For a class of complex engineering projects executed in limited construction sites, spatial resources with three dimensions usually become a bottleneck that hampers their smooth implementation. Serious time-space conflicts frequently occur when multiple activities are carried out in parallel during some time periods. We propose a new project scheduling problem with three-dimensional spatial resource constraints (3D-sRCPSP), and a four-dimensional time-space is adopted to build the model for our 3D-sRCPSP. Firstly, in order to express the impacts of constrained sites on scheduling activities, two types of spatial constraints are refined and modeled: non-overlapping among active subspaces and not exceeding the total space, and then an integer programming model for the 3D-sRCPSP is formalized. Secondly, a novel heuristic algorithm is developed to solve the 3D-sRCPSP, which is embedded with 36 priority rules (PRs) and 3 instructive space allocation strategies. Besides 25 PRs for the traditional RCPSP, 11 new forms of PRs are extracted based on the features of 3D spatial resources. Thirdly, extensive numerical experiments are implemented to validate our model and heuristics. The instances are obtained by configuring the specific parameters of 3D spatial resources for benchmarks from PSPLIB library. One distinctive finding is that some existing PRs that perform well in the traditional RCPSP do not act best in the 3D-sRCPSP. On the other hand, the optimal solutions of very smallscale instances can be obtained by Gourbi solver, but our customized heuristic algorithm is more effective than Gourbi for general instances with medium/large sizes.

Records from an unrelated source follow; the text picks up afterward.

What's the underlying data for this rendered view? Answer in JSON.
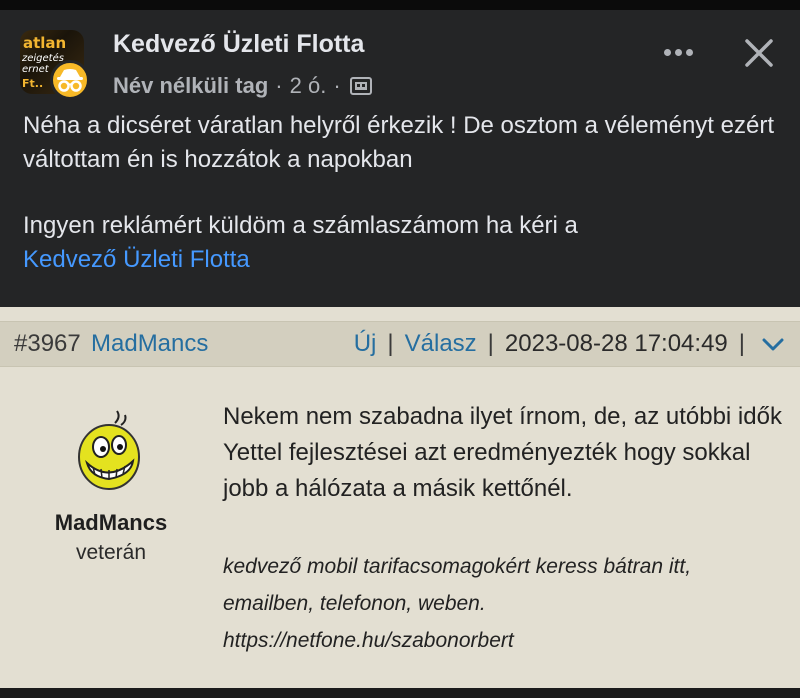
{
  "post": {
    "group_name": "Kedvező Üzleti Flotta",
    "member_label": "Név nélküli tag",
    "time_ago": "2 ó.",
    "separator": "·",
    "avatar_text": {
      "line1": "atlan",
      "line2": "zeigetés",
      "line3": "ernet",
      "line4": "Ft.."
    },
    "text_line1": "Néha a dicséret váratlan helyről érkezik ! De osztom a véleményt ezért váltottam én is hozzátok a napokban",
    "text_line2": "Ingyen reklámért küldöm a számlaszámom ha kéri a",
    "link_text": "Kedvező Üzleti Flotta",
    "icons": {
      "more": "more-dots-icon",
      "close": "close-icon",
      "audience": "group-audience-icon",
      "anonymous": "anonymous-member-icon"
    }
  },
  "forum": {
    "post_number": "#3967",
    "username": "MadMancs",
    "new_label": "Új",
    "reply_label": "Válasz",
    "pipe": "|",
    "datetime": "2023-08-28 17:04:49",
    "author_name": "MadMancs",
    "author_rank": "veterán",
    "body": "Nekem nem szabadna ilyet írnom, de, az utóbbi idők Yettel fejlesztései azt eredményezték hogy sokkal jobb a hálózata a másik kettőnél.",
    "signature": [
      "kedvező mobil tarifacsomagokért keress bátran itt,",
      "emailben, telefonon, weben.",
      "https://netfone.hu/szabonorbert"
    ],
    "icons": {
      "chevron": "chevron-down-icon",
      "avatar": "smiley-avatar-icon"
    }
  },
  "colors": {
    "fb_bg": "#242526",
    "fb_text": "#e4e6eb",
    "fb_link": "#4599ff",
    "forum_bg": "#e3dfd2",
    "forum_header_bg": "#d3cfbf",
    "forum_link": "#256ea0"
  }
}
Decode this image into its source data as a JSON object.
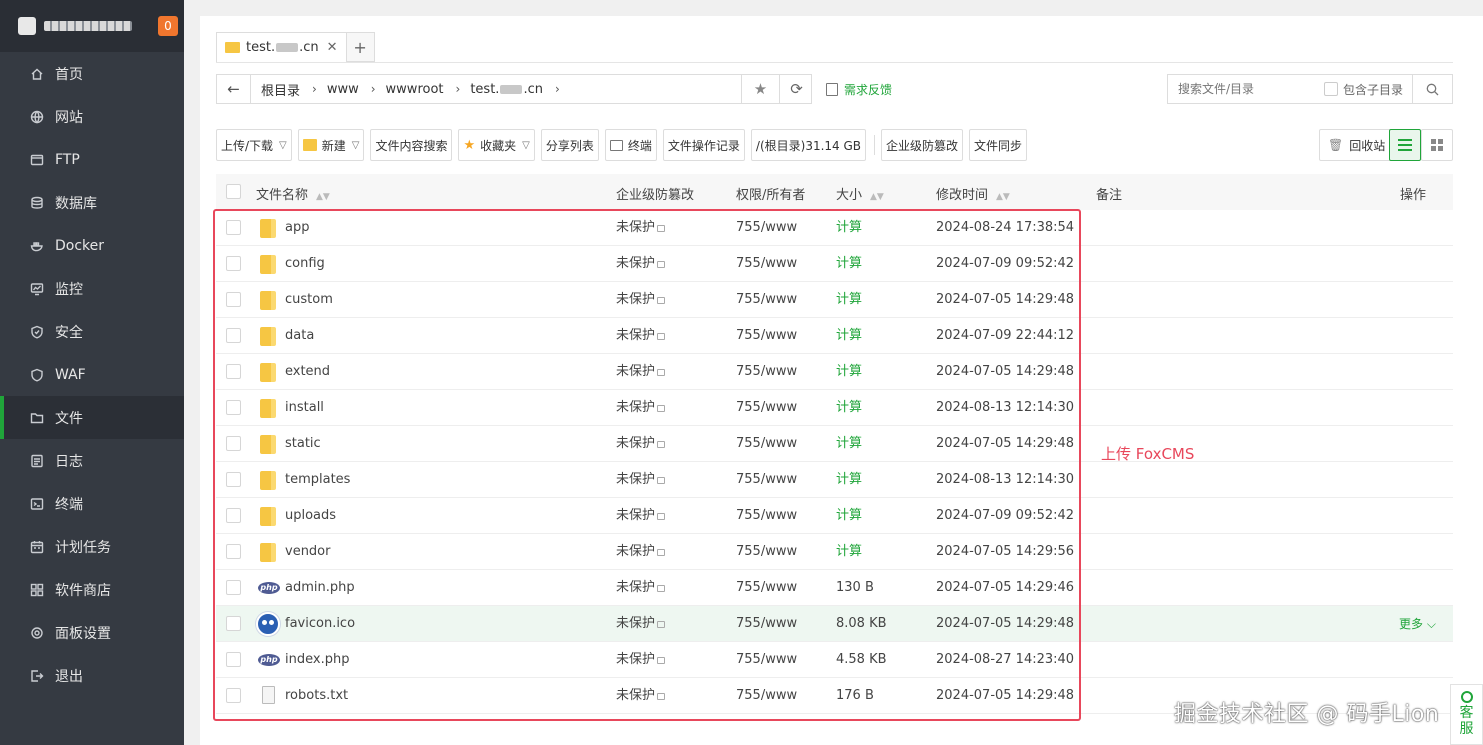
{
  "sidebar": {
    "badge": "0",
    "items": [
      {
        "label": "首页",
        "icon": "home-icon"
      },
      {
        "label": "网站",
        "icon": "globe-icon"
      },
      {
        "label": "FTP",
        "icon": "ftp-icon"
      },
      {
        "label": "数据库",
        "icon": "database-icon"
      },
      {
        "label": "Docker",
        "icon": "docker-icon"
      },
      {
        "label": "监控",
        "icon": "monitor-icon"
      },
      {
        "label": "安全",
        "icon": "shield-icon"
      },
      {
        "label": "WAF",
        "icon": "waf-icon"
      },
      {
        "label": "文件",
        "icon": "folder-icon"
      },
      {
        "label": "日志",
        "icon": "log-icon"
      },
      {
        "label": "终端",
        "icon": "terminal-icon"
      },
      {
        "label": "计划任务",
        "icon": "calendar-icon"
      },
      {
        "label": "软件商店",
        "icon": "apps-icon"
      },
      {
        "label": "面板设置",
        "icon": "gear-icon"
      },
      {
        "label": "退出",
        "icon": "logout-icon"
      }
    ],
    "active_index": 8
  },
  "tabs": {
    "current_prefix": "test.",
    "current_suffix": ".cn",
    "close": "✕",
    "add": "+"
  },
  "path": {
    "back": "←",
    "crumbs": [
      "根目录",
      "www",
      "wwwroot"
    ],
    "last_prefix": "test.",
    "last_suffix": ".cn",
    "star": "★",
    "refresh": "⟳"
  },
  "feedback": "需求反馈",
  "search": {
    "placeholder": "搜索文件/目录",
    "include_sub": "包含子目录"
  },
  "toolbar": {
    "upload": "上传/下载",
    "new": "新建",
    "content_search": "文件内容搜索",
    "favorites": "收藏夹",
    "share_list": "分享列表",
    "terminal": "终端",
    "op_log": "文件操作记录",
    "disk": "/(根目录)31.14 GB",
    "tamper": "企业级防篡改",
    "sync": "文件同步",
    "recycle": "回收站"
  },
  "table": {
    "headers": {
      "name": "文件名称",
      "tamper": "企业级防篡改",
      "perm": "权限/所有者",
      "size": "大小",
      "mtime": "修改时间",
      "note": "备注",
      "ops": "操作"
    },
    "rows": [
      {
        "name": "app",
        "type": "folder",
        "tamper": "未保护",
        "perm": "755/www",
        "size": "计算",
        "mtime": "2024-08-24 17:38:54"
      },
      {
        "name": "config",
        "type": "folder",
        "tamper": "未保护",
        "perm": "755/www",
        "size": "计算",
        "mtime": "2024-07-09 09:52:42"
      },
      {
        "name": "custom",
        "type": "folder",
        "tamper": "未保护",
        "perm": "755/www",
        "size": "计算",
        "mtime": "2024-07-05 14:29:48"
      },
      {
        "name": "data",
        "type": "folder",
        "tamper": "未保护",
        "perm": "755/www",
        "size": "计算",
        "mtime": "2024-07-09 22:44:12"
      },
      {
        "name": "extend",
        "type": "folder",
        "tamper": "未保护",
        "perm": "755/www",
        "size": "计算",
        "mtime": "2024-07-05 14:29:48"
      },
      {
        "name": "install",
        "type": "folder",
        "tamper": "未保护",
        "perm": "755/www",
        "size": "计算",
        "mtime": "2024-08-13 12:14:30"
      },
      {
        "name": "static",
        "type": "folder",
        "tamper": "未保护",
        "perm": "755/www",
        "size": "计算",
        "mtime": "2024-07-05 14:29:48"
      },
      {
        "name": "templates",
        "type": "folder",
        "tamper": "未保护",
        "perm": "755/www",
        "size": "计算",
        "mtime": "2024-08-13 12:14:30"
      },
      {
        "name": "uploads",
        "type": "folder",
        "tamper": "未保护",
        "perm": "755/www",
        "size": "计算",
        "mtime": "2024-07-09 09:52:42"
      },
      {
        "name": "vendor",
        "type": "folder",
        "tamper": "未保护",
        "perm": "755/www",
        "size": "计算",
        "mtime": "2024-07-05 14:29:56"
      },
      {
        "name": "admin.php",
        "type": "php",
        "tamper": "未保护",
        "perm": "755/www",
        "size": "130 B",
        "mtime": "2024-07-05 14:29:46"
      },
      {
        "name": "favicon.ico",
        "type": "ico",
        "tamper": "未保护",
        "perm": "755/www",
        "size": "8.08 KB",
        "mtime": "2024-07-05 14:29:48",
        "more": "更多"
      },
      {
        "name": "index.php",
        "type": "php",
        "tamper": "未保护",
        "perm": "755/www",
        "size": "4.58 KB",
        "mtime": "2024-08-27 14:23:40"
      },
      {
        "name": "robots.txt",
        "type": "txt",
        "tamper": "未保护",
        "perm": "755/www",
        "size": "176 B",
        "mtime": "2024-07-05 14:29:48"
      }
    ]
  },
  "annotation": "上传 FoxCMS",
  "watermark": "掘金技术社区 @ 码手Lion",
  "kefu": [
    "客",
    "服"
  ],
  "colors": {
    "accent": "#20a53a",
    "highlight": "#e8475b",
    "sidebar": "#353a42"
  }
}
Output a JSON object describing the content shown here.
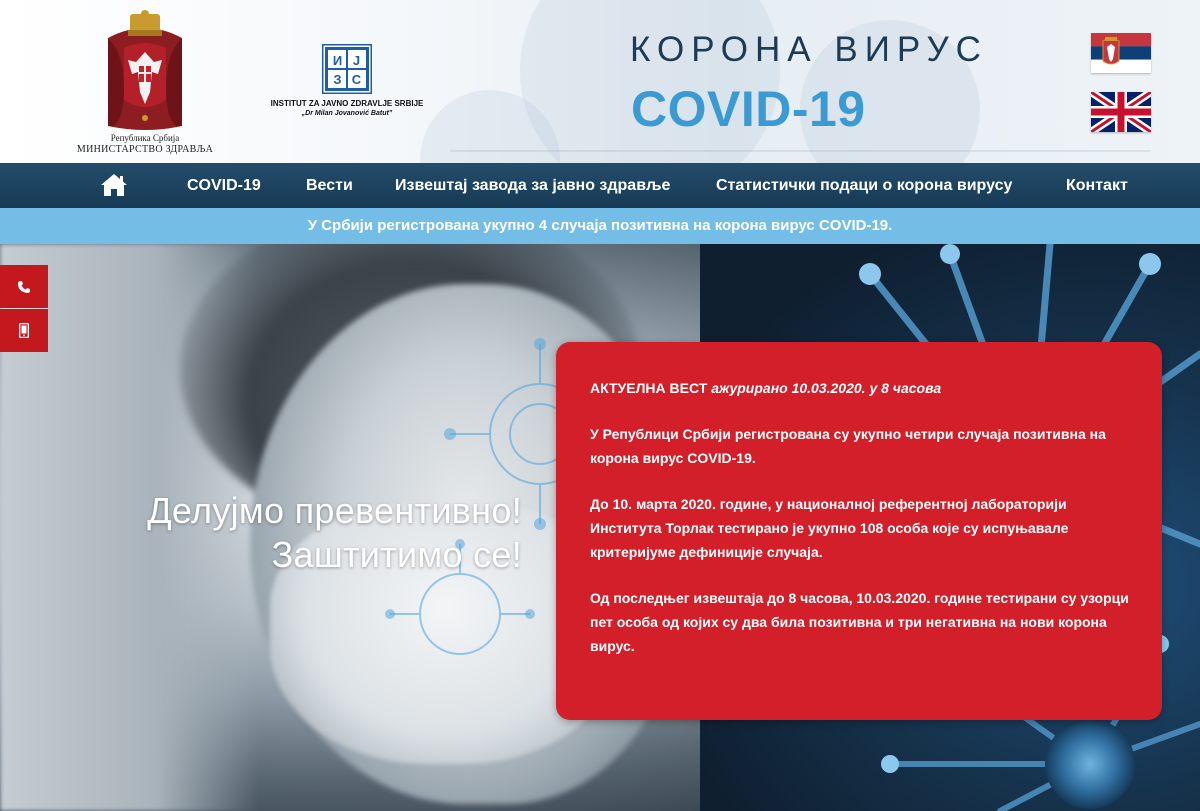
{
  "header": {
    "ministry": {
      "line1": "Република Србија",
      "line2": "МИНИСТАРСТВО ЗДРАВЉА"
    },
    "institute": {
      "logo_letters": [
        "И",
        "Ј",
        "З",
        "С"
      ],
      "line1": "INSTITUT ZA JAVNO ZDRAVLJE SRBIJE",
      "line2": "„Dr Milan Jovanović Batut”"
    },
    "title_top": "КОРОНА ВИРУС",
    "title_main": "COVID-19",
    "languages": [
      {
        "code": "sr",
        "icon": "serbian-flag-icon"
      },
      {
        "code": "en",
        "icon": "uk-flag-icon"
      }
    ]
  },
  "nav": {
    "home_icon": "home-icon",
    "items": [
      {
        "label": "COVID-19"
      },
      {
        "label": "Вести"
      },
      {
        "label": "Извештај завода за јавно здравље"
      },
      {
        "label": "Статистички подаци о корона вирусу"
      },
      {
        "label": "Контакт"
      }
    ]
  },
  "ticker": {
    "text": "У Србији регистрована укупно 4 случаја позитивна на корона вирус COVID-19."
  },
  "hero": {
    "heading_line1": "Делујмо превентивно!",
    "heading_line2": "Заштитимо се!"
  },
  "side_contact": {
    "items": [
      {
        "icon": "phone-icon"
      },
      {
        "icon": "mobile-phone-icon"
      }
    ]
  },
  "news": {
    "label": "АКТУЕЛНА ВЕСТ",
    "updated": "ажурирано 10.03.2020. у 8 часова",
    "paragraphs": [
      "У Републици Србији регистрована су укупно четири случаја позитивна на корона вирус COVID-19.",
      "До  10. марта 2020. године, у националној референтној лабораторији Института Торлак тестирано је  укупно 108 особа које су испуњавале критеријуме дефиниције случаја.",
      "Од последњег извештаја до 8 часова, 10.03.2020. године тестирани су узорци пет особа од којих су два била позитивна и три негативна на нови корона вирус."
    ]
  },
  "colors": {
    "nav_bg": "#173a55",
    "ticker_bg": "#74bde6",
    "news_bg": "#d21f2a",
    "title_dark": "#1d3b55",
    "title_blue": "#3c9ad3",
    "side_tab": "#c4181f"
  }
}
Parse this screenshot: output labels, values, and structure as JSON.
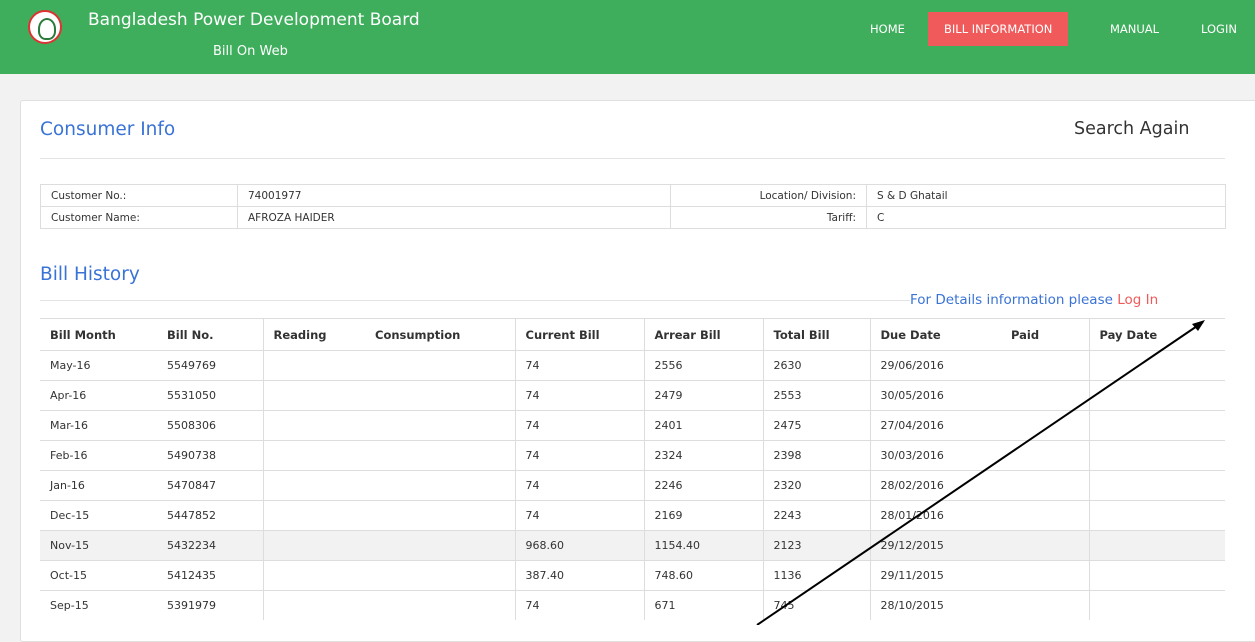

Overall, the designed heuristics can effectively eliminate time-space conflicts in the planning stage of a project. Finally, as extension studies, the decision tree model is constructed to adaptively select the best PRs for each instance according to the indicators of project instances. These results can help project managers schedule activities and allocate spatial resources more accurately when encountering narrow construction sites.